Apache 2 does not work with SSL enabled on NCP2
Affects | Status | Importance | Assigned to | Milestone | |
---|---|---|---|---|---|
Nexenta Operating System |
Fix Released
|
High
|
Tim Spriggs |
Bug Description
Enabling the SSL module for Apache 2 under NCP2 results in Apache appearing to hang while connecting to either port 80 or 443. netstat -na shows that it's listening and shows client connections to the port, but Apache does not appear to receive them. truss/dtruss doesn't reveal anything unusual. Turning on full debug shows nothing strange in the logs. Apache 2 works properly if the SSL module is disabled.
In an attempt to narrow this down, I compiled Apache 2.2.11 from Ubuntu Jaunty source on NCP2 and it exhibited the same problem. I compiled 2.2.11 directly from source on the apache website and it exhibited the same problem.
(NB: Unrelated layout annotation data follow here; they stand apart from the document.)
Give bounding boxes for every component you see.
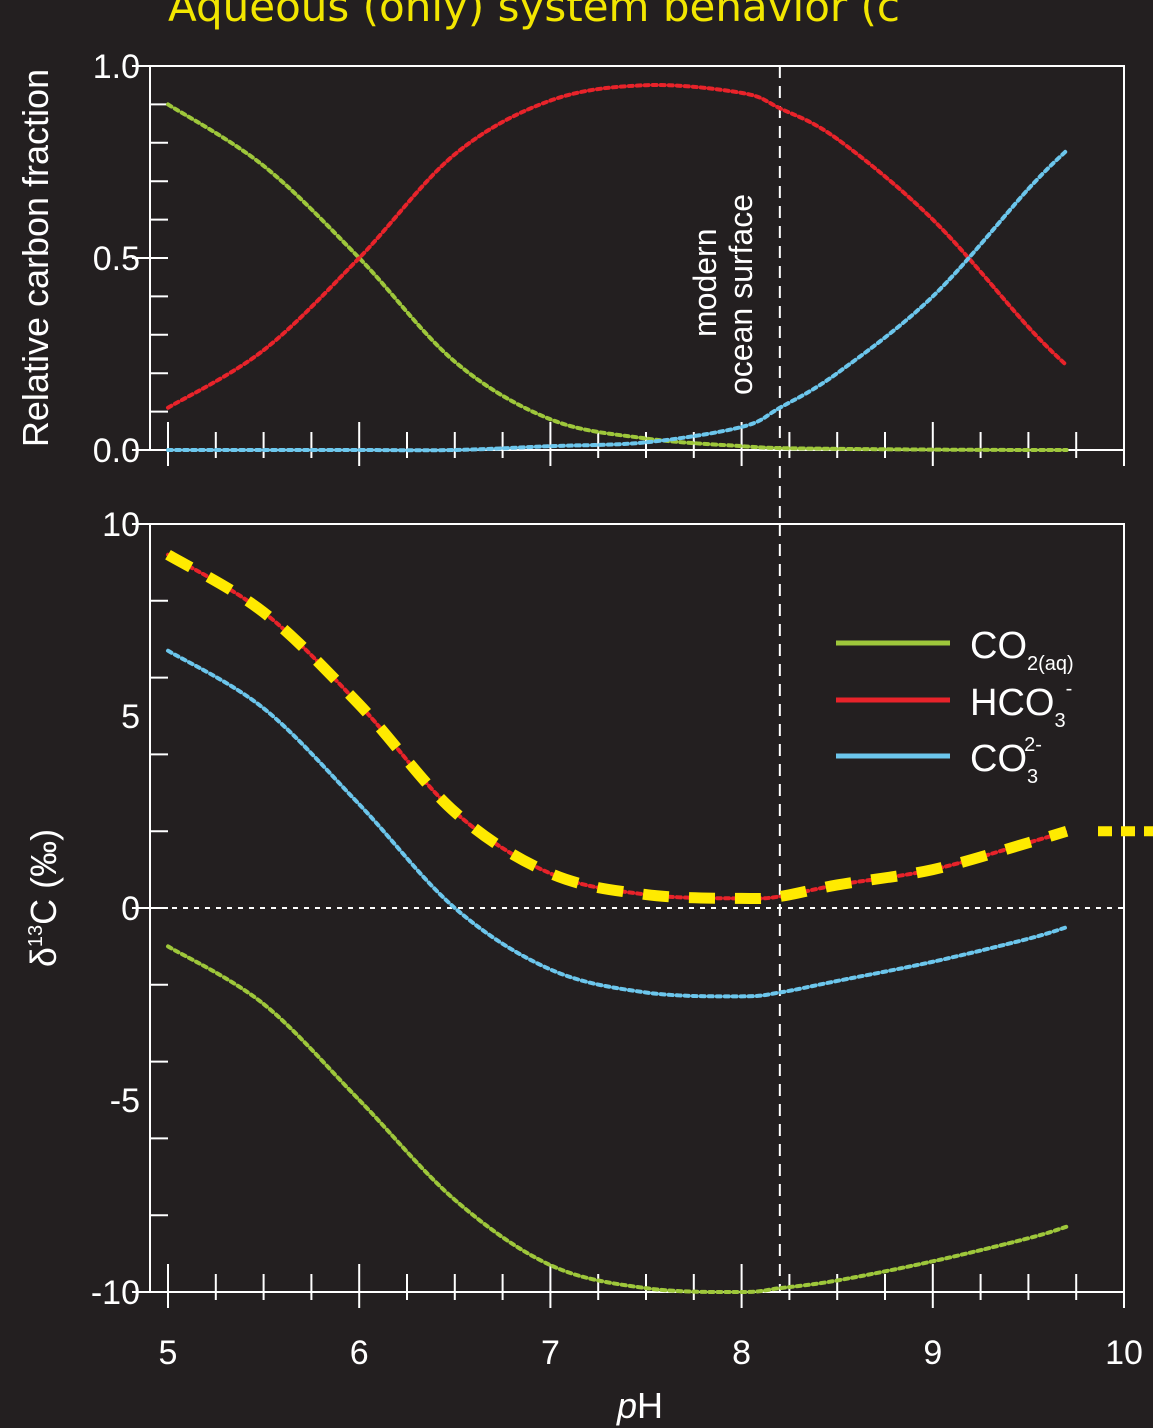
- isotope-y-tick-label: 10: [102, 506, 140, 544]
- fraction-y-tick-label: 0.5: [93, 240, 140, 278]
- x-axis-title: pH: [616, 1385, 663, 1426]
- isotope-y-tick-label: 5: [121, 698, 140, 736]
- annotation-line-2: ocean surface: [723, 194, 759, 395]
- isotope-y-tick-label: 0: [121, 890, 140, 928]
- isotope-series-co2: [168, 946, 1067, 1292]
- x-tick-label: 9: [923, 1334, 942, 1372]
- x-tick-label: 5: [159, 1334, 178, 1372]
- legend-label-hco3: HCO3-: [970, 678, 1072, 732]
- fraction-y-tick-label: 0.0: [93, 432, 140, 470]
- legend-label-co2: CO2(aq): [970, 625, 1074, 675]
- x-tick-label: 7: [541, 1334, 560, 1372]
- fraction-plot-frame: [150, 66, 1124, 450]
- fraction-y-tick-label: 1.0: [93, 48, 140, 86]
- isotope-series-co3: [168, 651, 1067, 997]
- x-tick-label: 8: [732, 1334, 751, 1372]
- x-tick-label: 10: [1105, 1334, 1143, 1372]
- annotation-line-1: modern: [687, 229, 723, 338]
- fraction-panel: 0.0 0.5 1.0: [93, 48, 1124, 524]
- bottom-y-axis-title: δ13C (‰): [23, 829, 64, 967]
- isotope-series-hco3: [168, 555, 1067, 899]
- x-tick-label: 6: [350, 1334, 369, 1372]
- legend-label-co3: CO32-: [970, 734, 1042, 788]
- isotope-y-tick-label: -5: [110, 1082, 140, 1120]
- modern-ocean-annotation: modern ocean surface: [687, 194, 759, 395]
- fraction-series-co3: [168, 150, 1067, 450]
- isotope-series-highlight: [168, 555, 1067, 899]
- fraction-series-hco3: [168, 85, 1067, 408]
- isotope-y-tick-label: -10: [91, 1274, 140, 1312]
- top-y-axis-title: Relative carbon fraction: [15, 69, 56, 447]
- legend: CO2(aq) HCO3- CO32-: [836, 625, 1074, 788]
- fraction-series-co2: [168, 104, 1067, 450]
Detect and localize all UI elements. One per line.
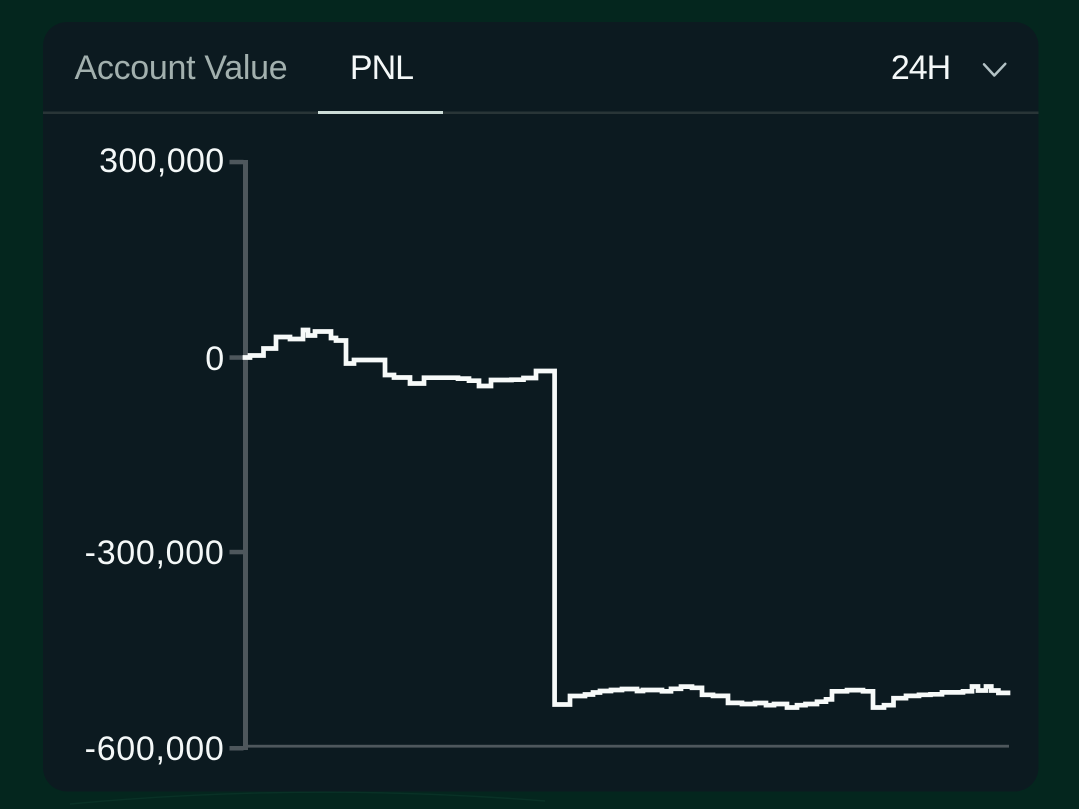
svg-text:0: 0 <box>205 340 224 378</box>
svg-text:24H: 24H <box>891 49 950 87</box>
svg-text:-300,000: -300,000 <box>85 534 225 572</box>
svg-text:300,000: 300,000 <box>99 142 224 180</box>
svg-text:-600,000: -600,000 <box>85 730 225 768</box>
svg-text:PNL: PNL <box>350 49 413 87</box>
svg-text:Account Value: Account Value <box>75 49 288 87</box>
The nginx package in the Hardy repo works with SSL. The Apache 2.2.8 packages in the Hardy repo work properly on NCP 1.x. It would appear the issue is with mod_ssl and the patched Sun openssl from sunwopenssl-
As an additional test, I have modified the apache 2.2.8 packages in hardy to link against openssl 0.9.8k I compiled from source in /usr/local, and everything works now as expected. Tim Spriggs noticed that starting the apache2 binary with the -X flag also allowed it to function in a limited capacity (debug mode, only one child process) and I have confirmed that.